3. The excavator gripper capable of separating sand and gravel according to claim 2, characterized in that, The transmission assembly (3) includes a transmission shaft (31) and several connecting members (32). The transmission shaft (31) extends along the extension direction of the separation cylinder (2) and is rotatably disposed in the inner cavity of the separation cylinder (2). One end of the connecting member (32) is connected to the transmission shaft (31), and the other end is connected to the inner wall of the separation cylinder (2). The output end of the rotary drive is connected to the transmission shaft (31) and is used to drive the transmission shaft (31) to drive the separation cylinder (2) to rotate through the connecting member (32).
4. The excavator gripper capable of separating sand and gravel according to claim 3, characterized in that, Multiple connectors (32) are provided, and the multiple connectors (32) are arranged at circumferential intervals along the drive shaft (31).
5. The excavator gripper capable of separating sand and gravel according to claim 3, characterized in that, The connector (32) is provided with a plurality of connecting holes that extend through it along its thickness direction.
6. The excavator gripper capable of separating sand and gravel according to claim 5, characterized in that, The connector (32) is a sheet structure made of wire mesh.
7. The excavator gripper capable of separating sand and gravel according to claim 1, characterized in that, The separation cylinder (2) includes a cylindrical frame and a mesh. The cylindrical frame is rotatably disposed on the gripper body (1) and detachably connected to the gripper body (1). The mesh extends circumferentially along the cylindrical frame and is connected to the cylindrical frame. The separation hole (21) is disposed on the mesh.
8. The excavator gripper capable of separating sand and gravel according to claim 7, characterized in that, The cylindrical frame includes multiple annular sleeves and multiple connecting rods. The multiple annular sleeves are arranged at intervals along the opening direction of the gripping groove (11). The annular sleeves are rotatably engaged with the gripper body (1). The connecting rods extend along the opening direction of the gripping groove (11). Adjacent annular sleeves are connected by the multiple connecting rods.

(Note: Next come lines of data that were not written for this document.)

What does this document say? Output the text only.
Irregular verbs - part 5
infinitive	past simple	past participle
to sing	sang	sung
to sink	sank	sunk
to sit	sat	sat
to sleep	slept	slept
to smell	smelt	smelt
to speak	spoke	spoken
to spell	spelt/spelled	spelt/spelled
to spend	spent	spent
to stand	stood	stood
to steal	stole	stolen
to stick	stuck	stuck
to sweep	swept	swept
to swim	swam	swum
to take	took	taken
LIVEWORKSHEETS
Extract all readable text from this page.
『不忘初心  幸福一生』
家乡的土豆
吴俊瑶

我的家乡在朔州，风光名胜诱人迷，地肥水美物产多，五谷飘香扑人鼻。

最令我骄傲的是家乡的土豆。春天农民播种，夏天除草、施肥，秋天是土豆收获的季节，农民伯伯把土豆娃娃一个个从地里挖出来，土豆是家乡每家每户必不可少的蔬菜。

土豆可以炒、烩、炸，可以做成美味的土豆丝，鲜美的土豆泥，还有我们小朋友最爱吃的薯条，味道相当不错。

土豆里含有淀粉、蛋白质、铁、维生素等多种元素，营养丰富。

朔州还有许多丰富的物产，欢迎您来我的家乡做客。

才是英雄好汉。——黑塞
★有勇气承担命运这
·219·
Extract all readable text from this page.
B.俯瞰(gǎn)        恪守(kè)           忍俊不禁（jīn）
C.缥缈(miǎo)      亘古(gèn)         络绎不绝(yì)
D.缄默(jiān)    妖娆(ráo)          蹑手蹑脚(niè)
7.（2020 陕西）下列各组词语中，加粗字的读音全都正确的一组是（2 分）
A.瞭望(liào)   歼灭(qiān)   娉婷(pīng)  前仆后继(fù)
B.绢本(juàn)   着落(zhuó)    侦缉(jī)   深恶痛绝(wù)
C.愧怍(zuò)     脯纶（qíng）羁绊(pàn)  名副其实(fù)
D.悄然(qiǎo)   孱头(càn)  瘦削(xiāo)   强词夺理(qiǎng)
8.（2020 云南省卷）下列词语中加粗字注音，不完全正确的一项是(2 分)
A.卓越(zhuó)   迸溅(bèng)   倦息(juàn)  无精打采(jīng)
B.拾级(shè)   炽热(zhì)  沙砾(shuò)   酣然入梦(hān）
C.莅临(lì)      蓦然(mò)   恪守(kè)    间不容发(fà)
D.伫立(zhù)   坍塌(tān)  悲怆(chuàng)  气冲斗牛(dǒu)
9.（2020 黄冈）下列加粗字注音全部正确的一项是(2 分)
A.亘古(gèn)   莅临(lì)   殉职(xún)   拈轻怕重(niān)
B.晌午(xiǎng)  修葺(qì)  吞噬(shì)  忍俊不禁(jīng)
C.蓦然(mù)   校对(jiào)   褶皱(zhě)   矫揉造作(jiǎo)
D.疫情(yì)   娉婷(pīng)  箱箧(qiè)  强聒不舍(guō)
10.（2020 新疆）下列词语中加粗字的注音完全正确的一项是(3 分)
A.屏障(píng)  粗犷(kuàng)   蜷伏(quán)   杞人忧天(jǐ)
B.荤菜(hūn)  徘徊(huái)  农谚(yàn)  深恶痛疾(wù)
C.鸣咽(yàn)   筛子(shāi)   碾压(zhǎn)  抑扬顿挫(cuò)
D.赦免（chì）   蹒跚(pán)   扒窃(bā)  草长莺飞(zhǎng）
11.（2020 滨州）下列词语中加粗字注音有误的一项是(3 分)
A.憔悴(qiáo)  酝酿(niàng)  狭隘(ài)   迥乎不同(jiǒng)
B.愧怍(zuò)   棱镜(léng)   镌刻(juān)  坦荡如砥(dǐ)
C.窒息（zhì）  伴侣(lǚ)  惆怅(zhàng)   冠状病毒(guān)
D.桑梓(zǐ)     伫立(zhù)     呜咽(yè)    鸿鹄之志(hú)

9. The excavator gripper capable of separating sand and gravel according to any one of claims 1-8, characterized in that, The diameter of the separation hole (21) is smaller than the width of the sand and gravel.
10. An excavator, characterized in that, The excavator gripper includes a frame, a connecting arm, and a sand-separating gripper as described in any one of claims 1-9, wherein the gripper body (1) of the sand-separating gripper is disposed at one end of the connecting arm, and the other end of the connecting arm is connected to the frame.